After I realised that I couldn’t handle the pace of teaching full time, I started my own tuition company and it was amazing. The company was basically me (ah-hem!), but I was just-packed solid with clients. I started work at about 4pm and would finished at around 8pm every night. I loved it because it meant I could have a lie-in, get up slowly, do my teaching prep during the day and, if I had some energy, go into the centre of London for a stroll. That stage of my life was so happy, and I was making the same amount of money as I was teaching in high school.

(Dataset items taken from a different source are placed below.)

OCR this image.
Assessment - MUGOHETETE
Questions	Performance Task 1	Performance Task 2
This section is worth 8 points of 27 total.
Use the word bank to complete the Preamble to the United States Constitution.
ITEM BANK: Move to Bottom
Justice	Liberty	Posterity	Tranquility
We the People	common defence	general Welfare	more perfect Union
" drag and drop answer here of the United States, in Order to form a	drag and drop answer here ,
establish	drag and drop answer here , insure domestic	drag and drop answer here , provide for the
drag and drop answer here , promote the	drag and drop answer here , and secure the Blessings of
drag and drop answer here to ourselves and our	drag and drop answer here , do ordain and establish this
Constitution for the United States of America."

This whole experience taught me that it is possible to create your own employment situations, even when you’re dealing with CFS.
So, when I moved to Australia, I knew I had to do a job that gave me the same amount of flexibility. Teaching in the evenings gives me exactly the same amount of freedom and it means I can prioritise my health. I can go to yoga before I start teaching, have a healthy lunch, do some prep and then enjoy spending time teaching, rather than being a glorified admin monkey.
I started work in Sydney and was doing so well with the full-time thing that I decided to enter a 9km running event, as a group of people at school where doing it (running over the Sydney Harbour Bridge and finishing at the Opera House- how many people can say ‘no’ to that?!) Now, I should state that I hadn’t properly run since I was a student at school myself, but thought, ‘To hell with it- I can do 9km!” My body was screaming for me not to do it, but I did it and finished in a great time. The fact that I’d only jogged around the block twice before the event made my time even sweeter- yey me!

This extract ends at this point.